The Association for Neighborhood and Housing Development (ANHD) has called for immediate policy solutions to the COVID crisis—including rent relief, hazard pay, and increased worker protections regardless of immigration status—to support frontline communities in this vital moment. But as we begin to imagine our future in this new COVID reality, we must acknowledge the failures that helped bring us here and commit to a comprehensive planning approach that centers equity and uses a full range of land use, budgeting, and policy tools toward the central goal of reducing the structural inequities that this crisis has laid all too bare.
This post originally appeared on ANHD’s blog.
I have mixed feelings about this piece. I wholeheartedly agree that land-use decisions have implications far beyond housing and that is certainly true in NYC. And, the inequities we are seeing in this current crisis are heartbreaking. However, I think this article makes a critical error in placing the blame far too quickly and easily on developers for the replacement of hospitals with market-rate housing. The closure of hospitals is a financial decision that largely stems from our failed healthcare policies in the U.S., amplified in New York by the increasing inequalities there.

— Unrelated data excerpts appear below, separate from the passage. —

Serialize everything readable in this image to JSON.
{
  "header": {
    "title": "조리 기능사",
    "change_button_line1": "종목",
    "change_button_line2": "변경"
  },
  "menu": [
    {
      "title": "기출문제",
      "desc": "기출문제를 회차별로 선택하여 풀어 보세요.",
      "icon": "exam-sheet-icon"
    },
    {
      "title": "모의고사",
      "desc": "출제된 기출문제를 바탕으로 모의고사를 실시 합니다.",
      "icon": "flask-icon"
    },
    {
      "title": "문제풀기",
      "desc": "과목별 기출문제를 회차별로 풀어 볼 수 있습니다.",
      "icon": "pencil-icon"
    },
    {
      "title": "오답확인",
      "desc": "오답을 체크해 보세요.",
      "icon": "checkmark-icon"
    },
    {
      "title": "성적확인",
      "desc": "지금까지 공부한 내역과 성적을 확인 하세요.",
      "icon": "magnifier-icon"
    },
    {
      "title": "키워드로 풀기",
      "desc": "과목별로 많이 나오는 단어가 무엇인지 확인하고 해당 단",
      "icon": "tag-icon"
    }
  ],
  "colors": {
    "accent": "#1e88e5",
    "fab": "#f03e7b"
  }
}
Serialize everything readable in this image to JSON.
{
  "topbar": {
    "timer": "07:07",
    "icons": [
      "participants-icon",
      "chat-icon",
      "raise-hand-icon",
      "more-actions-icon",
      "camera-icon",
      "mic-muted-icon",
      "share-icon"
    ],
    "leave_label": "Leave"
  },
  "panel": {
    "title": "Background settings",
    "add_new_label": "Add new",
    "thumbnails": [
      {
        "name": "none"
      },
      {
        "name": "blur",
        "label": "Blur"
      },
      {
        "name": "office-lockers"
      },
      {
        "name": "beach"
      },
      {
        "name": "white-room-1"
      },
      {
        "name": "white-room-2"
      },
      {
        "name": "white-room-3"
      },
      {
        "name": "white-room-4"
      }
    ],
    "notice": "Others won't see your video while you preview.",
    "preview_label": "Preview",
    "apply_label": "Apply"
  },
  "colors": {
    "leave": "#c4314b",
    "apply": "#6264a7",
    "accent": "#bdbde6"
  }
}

Running a healthcare system as it is designed in America is extraordinarily expensive (our per capita health expenditures are highest among OECD nations), which inherently prices out those without insurance and subsequently those facilities that serve people without coverage. Yes, our land use decisions matter immensely–I would never argue against that–but the issue of healthcare deserts isn’t a land use problem, but a healthcare policy one. If the sites of those shuttered hospitals had been zoned only for hospital use, I can all but guarantee they would still be vacant today.
1. This is part of a national trend; the number of American hospital beds has gone down by over 1/3 since 1975, despite an expanding population. https://www.statista.com/statistics/185860/number-of-all-hospital-beds-in-the-us-since-2001/ There’s a really good reason why hospitals everywhere were closed in recent decades. Decades ago, it was normal for a person in good health to be hospitalized for all kinds of reasons- for example, childbirth. Today, people aren’t hospitalized as frequently- so Americans don’t need as many hospital beds as they did in 1963.
2. I don’t see why its so terrible that hospitals are being replaced by housing for human beings. Would the author prefer that they be replaced by vacant lots?